- Relator(a)
- Ministra Daniela Teixeira
- Órgão julgador
- Quinta Turma
- Data do julgamento
- 03/12/2024
- Data de publicação
- 20/12/2024
STJ – Acórdão, Rel. Ministra Daniela Teixeira, Quinta Turma, j. 03/12/2024, p. 20/12/2024
DIREITO PENAL. RECURSO ESPECIAL. ROUBO. DOSIMETRIA DA PENA. ATENUANTES DA MENORIDADE E DA CONFISSÃO ESPONTÂNEA. COMPENSAÇÃO INTEGRAL DA ATENUANTE DA CONFISSÃO COM A REINCIDÊNCIA. ÚNICA CONDENAÇÃO ANTERIOR TRANSITADA EM JULGADO. SUBSISTÊNCIA DA ATENUNATE DA MENORIDADE. REDUÇÃO DA PENA EM 1/6. LEGALIDADE. RAZOABILIDADE. PROPORCIONALIDADE. RECURSO DESPROVIDO. I. Caso em exame 1. Recurso especial interposto pelo Ministério Público contra acórdão do Tribunal de Justiça do Estado de Minas Gerais que, em apelação criminal, reconheceu a atenuante da confissão espontânea e reduziu a pena do recorrido. 2. O recorrido foi condenado por roubo, com pena inicial de 7 anos, 8 meses e 22 dias de reclusão, posteriormente reduzida para 4 anos e 7 meses, em razão do reconhecimento da atenuante da confissão espontânea e da menoridade relativa.

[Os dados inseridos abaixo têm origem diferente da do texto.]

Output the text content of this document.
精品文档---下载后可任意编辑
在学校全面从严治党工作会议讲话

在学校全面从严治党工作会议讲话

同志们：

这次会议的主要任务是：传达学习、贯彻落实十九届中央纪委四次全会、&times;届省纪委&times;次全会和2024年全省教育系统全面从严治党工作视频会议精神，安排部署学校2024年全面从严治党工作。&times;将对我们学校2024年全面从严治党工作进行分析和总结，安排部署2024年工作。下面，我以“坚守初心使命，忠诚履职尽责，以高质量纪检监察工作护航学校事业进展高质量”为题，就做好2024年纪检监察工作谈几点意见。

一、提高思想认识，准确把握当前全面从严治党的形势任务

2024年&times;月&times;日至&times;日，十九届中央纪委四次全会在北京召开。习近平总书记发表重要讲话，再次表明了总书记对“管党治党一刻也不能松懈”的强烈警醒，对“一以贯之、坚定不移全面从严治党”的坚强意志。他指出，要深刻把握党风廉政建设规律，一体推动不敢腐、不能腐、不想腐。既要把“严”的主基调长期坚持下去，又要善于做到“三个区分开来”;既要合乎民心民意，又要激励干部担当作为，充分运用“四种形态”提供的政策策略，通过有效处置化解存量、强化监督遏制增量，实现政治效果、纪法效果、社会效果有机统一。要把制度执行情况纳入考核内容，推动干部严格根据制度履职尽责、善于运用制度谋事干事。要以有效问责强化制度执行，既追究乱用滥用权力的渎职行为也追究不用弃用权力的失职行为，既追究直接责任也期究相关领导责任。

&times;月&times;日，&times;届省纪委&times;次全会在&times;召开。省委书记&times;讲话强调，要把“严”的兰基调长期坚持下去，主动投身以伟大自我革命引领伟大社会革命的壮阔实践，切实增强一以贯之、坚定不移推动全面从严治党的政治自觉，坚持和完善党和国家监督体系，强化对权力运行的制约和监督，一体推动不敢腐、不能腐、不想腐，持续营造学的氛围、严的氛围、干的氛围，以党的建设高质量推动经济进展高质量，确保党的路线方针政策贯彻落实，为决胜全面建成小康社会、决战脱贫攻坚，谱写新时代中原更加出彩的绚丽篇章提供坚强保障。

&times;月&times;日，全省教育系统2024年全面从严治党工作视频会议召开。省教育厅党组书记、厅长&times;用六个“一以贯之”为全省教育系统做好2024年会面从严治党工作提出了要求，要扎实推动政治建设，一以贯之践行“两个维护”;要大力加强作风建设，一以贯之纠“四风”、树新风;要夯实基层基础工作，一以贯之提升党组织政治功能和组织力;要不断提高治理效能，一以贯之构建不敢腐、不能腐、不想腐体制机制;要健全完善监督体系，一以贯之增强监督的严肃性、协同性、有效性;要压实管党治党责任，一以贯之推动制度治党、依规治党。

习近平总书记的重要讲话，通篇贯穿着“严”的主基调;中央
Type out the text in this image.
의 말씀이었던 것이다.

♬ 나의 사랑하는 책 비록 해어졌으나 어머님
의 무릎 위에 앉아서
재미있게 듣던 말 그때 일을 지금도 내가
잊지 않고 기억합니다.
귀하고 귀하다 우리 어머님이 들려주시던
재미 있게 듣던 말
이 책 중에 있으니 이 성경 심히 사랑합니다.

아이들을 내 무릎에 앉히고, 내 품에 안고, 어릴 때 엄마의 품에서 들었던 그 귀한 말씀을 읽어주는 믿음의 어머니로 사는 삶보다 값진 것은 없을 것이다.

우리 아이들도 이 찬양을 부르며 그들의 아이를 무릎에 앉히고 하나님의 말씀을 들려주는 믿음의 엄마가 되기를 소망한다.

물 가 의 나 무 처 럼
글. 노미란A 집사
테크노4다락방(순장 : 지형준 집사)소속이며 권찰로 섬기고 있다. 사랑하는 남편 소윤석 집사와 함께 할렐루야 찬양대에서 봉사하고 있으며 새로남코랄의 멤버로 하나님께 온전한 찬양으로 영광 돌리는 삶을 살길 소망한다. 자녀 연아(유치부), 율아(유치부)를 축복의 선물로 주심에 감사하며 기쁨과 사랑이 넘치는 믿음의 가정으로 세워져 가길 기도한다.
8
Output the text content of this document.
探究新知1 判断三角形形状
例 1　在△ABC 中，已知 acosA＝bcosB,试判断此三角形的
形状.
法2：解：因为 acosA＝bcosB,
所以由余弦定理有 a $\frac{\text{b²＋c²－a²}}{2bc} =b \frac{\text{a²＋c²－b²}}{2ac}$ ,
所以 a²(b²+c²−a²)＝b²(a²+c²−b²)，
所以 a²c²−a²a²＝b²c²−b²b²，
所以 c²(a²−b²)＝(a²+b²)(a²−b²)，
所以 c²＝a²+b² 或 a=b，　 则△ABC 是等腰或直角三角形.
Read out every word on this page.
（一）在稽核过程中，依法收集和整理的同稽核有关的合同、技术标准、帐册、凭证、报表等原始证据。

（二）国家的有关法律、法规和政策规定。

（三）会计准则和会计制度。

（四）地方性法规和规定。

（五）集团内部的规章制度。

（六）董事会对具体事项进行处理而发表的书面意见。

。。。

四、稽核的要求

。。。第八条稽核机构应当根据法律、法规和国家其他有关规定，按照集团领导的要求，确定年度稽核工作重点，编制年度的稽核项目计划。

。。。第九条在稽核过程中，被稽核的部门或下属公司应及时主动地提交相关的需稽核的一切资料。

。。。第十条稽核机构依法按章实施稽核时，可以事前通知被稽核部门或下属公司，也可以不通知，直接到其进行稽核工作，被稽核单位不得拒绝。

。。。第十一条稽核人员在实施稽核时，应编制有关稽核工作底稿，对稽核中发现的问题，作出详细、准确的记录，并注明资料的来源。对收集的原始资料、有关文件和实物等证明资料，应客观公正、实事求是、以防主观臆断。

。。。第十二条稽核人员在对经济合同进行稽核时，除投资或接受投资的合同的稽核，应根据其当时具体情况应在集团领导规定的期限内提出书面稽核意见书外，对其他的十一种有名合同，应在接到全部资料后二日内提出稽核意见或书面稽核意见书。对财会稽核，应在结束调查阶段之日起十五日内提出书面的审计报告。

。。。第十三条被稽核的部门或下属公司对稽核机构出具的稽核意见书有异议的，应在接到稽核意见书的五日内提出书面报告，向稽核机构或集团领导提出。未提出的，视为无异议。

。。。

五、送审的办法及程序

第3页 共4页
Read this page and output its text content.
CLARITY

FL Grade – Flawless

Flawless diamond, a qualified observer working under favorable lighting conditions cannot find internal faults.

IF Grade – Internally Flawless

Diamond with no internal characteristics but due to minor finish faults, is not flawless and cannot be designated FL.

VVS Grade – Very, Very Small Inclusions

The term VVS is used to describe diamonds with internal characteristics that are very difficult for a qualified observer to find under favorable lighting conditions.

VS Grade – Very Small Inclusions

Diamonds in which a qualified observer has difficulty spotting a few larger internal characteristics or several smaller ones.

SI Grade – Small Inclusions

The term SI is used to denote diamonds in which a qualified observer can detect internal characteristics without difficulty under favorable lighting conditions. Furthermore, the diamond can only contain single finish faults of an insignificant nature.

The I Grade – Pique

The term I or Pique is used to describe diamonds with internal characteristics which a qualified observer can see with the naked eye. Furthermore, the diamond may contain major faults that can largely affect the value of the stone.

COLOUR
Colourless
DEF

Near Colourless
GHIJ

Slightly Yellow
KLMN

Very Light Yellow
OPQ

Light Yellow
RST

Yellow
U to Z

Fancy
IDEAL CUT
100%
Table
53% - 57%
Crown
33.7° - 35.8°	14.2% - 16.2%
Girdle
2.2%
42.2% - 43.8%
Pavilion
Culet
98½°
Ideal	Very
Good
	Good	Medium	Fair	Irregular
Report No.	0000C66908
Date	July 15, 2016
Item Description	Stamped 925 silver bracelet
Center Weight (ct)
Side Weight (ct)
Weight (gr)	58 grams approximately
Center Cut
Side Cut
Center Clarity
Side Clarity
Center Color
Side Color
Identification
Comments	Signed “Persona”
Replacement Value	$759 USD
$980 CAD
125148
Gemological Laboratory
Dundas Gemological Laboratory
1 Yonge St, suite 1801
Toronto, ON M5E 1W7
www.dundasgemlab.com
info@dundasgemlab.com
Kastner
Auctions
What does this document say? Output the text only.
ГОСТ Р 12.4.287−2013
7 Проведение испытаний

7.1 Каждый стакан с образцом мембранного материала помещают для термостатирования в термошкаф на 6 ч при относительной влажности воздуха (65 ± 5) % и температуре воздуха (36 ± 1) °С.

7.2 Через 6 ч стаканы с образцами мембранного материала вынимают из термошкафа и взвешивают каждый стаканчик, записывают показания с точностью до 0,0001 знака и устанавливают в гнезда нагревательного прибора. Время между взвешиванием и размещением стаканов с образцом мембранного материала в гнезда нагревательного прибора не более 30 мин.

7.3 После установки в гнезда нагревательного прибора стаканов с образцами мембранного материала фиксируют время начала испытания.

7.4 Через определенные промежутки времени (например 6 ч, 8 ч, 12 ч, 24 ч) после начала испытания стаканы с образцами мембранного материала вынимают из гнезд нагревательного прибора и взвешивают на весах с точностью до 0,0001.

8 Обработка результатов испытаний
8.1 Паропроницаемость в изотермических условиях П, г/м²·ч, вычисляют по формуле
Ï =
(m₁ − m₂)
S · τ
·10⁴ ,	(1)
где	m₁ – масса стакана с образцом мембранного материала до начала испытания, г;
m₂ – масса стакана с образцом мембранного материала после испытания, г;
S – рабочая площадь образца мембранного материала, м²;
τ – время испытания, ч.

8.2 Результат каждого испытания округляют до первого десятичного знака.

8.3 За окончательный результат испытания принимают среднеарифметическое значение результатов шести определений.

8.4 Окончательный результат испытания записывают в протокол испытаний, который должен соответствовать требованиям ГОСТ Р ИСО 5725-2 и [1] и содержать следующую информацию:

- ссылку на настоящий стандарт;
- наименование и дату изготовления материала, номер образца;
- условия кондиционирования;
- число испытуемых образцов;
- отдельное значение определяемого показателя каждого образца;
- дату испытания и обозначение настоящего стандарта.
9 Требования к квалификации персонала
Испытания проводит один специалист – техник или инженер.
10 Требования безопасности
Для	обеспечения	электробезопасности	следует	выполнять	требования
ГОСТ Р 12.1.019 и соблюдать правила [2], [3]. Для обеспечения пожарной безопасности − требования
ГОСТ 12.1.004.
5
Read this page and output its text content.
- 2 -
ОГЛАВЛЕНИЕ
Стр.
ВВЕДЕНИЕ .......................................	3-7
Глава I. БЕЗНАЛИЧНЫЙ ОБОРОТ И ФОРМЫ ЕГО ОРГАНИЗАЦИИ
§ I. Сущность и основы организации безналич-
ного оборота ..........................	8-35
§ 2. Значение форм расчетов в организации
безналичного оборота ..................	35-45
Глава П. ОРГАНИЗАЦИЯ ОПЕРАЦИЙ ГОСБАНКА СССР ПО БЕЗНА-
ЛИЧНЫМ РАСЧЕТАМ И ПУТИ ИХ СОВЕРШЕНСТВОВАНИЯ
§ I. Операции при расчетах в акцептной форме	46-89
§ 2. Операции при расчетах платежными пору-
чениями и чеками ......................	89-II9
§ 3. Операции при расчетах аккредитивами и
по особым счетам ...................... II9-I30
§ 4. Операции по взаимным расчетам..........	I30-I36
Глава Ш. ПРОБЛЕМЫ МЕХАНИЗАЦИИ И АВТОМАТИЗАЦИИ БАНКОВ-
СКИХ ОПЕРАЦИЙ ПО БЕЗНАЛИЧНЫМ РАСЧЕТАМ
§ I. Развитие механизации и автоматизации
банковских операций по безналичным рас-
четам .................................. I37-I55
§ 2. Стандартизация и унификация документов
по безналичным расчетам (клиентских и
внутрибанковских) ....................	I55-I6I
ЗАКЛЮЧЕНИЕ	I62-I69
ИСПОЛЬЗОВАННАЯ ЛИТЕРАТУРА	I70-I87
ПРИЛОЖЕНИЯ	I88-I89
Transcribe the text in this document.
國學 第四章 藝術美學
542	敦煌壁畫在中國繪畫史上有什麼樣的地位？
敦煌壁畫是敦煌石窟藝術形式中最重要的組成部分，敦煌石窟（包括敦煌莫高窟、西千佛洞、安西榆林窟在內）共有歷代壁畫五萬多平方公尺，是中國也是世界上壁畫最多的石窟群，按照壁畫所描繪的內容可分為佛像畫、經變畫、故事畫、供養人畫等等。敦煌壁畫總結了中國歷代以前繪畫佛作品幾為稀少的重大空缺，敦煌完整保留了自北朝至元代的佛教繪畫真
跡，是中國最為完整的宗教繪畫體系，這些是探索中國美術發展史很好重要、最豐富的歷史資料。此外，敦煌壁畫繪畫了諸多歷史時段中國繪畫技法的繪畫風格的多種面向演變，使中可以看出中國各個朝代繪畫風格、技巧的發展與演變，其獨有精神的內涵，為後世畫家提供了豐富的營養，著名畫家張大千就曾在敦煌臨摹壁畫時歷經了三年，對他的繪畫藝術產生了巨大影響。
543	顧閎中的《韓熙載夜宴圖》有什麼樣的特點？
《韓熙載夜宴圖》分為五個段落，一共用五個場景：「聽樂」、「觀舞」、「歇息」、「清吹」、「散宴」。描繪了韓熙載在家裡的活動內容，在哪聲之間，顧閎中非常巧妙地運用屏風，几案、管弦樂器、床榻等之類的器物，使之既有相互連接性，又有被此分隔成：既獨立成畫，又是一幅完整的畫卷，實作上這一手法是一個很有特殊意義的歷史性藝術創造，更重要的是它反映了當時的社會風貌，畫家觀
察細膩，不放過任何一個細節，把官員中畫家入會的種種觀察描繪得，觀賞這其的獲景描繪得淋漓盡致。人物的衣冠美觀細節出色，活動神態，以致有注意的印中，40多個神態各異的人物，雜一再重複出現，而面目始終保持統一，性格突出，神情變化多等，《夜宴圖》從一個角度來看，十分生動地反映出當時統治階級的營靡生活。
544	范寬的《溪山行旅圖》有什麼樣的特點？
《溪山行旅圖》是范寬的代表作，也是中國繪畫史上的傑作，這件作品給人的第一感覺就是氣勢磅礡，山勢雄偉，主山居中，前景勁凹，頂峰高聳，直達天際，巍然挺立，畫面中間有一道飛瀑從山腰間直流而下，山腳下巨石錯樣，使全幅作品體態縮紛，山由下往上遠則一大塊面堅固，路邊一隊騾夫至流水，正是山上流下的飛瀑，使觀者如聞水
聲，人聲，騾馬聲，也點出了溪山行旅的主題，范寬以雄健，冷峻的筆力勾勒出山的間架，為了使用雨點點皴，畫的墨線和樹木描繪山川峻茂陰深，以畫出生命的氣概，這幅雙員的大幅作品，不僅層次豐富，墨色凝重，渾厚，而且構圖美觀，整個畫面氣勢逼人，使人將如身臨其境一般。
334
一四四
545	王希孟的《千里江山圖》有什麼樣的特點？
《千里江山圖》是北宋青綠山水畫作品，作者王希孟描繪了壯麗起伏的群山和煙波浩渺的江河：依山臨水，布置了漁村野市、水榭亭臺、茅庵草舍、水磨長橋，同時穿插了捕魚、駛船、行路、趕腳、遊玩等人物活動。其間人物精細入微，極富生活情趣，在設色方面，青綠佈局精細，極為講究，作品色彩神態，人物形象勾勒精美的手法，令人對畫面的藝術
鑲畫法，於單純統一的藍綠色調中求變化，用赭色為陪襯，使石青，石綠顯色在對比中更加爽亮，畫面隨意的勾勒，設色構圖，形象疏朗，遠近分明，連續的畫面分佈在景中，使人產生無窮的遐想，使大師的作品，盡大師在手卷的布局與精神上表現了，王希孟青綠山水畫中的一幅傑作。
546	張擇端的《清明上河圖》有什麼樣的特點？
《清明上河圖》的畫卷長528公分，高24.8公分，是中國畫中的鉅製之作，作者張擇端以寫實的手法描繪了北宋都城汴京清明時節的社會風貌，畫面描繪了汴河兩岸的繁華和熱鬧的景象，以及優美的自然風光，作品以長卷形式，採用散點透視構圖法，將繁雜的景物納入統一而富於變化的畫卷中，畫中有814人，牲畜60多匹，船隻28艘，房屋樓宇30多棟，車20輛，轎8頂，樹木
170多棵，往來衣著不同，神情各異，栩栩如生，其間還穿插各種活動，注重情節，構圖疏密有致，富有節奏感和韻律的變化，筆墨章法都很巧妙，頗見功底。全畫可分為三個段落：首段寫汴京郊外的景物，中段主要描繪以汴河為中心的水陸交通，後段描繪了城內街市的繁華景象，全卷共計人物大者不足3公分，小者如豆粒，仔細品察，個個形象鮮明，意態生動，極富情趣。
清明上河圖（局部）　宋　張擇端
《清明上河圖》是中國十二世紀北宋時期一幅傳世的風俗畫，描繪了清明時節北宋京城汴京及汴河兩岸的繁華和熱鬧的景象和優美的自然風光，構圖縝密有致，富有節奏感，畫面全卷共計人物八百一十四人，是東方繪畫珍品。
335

II. Questão em discussão 3. A questão em discussão consiste em saber se a confissão espontânea parcial do recorrido justifica a redução da pena em fração inferior a 1/6, e se é possível a compensação integral da atenuante com a agravante da reincidência. III. Razões de decidir 4. A jurisprudência do Superior Tribunal de Justiça firmou-se no sentido de que a fração de 1/6 para redução da pena atende aos princípios da individualização da pena e da razoabilidade, não havendo ilegalidade na decisão do Tribunal de origem. 5. A compensação integral da atenuante da confissão espontânea com a agravante da reincidência é possível quando o réu possui apenas uma condenação anterior transitada em julgado, conforme entendimento consolidado do STJ. 6. A aplicação de fração diversa de 1/6 para a redução da pena exige motivação concreta e idônea, o que não foi demonstrado no caso em análise. IV. Dispositivo 7. Recurso não provido. (REsp n. 2.098.833/MG, relatora Ministra Daniela Teixeira, Quinta Turma, julgado em 3/12/2024, DJEN de 20/12/2024.)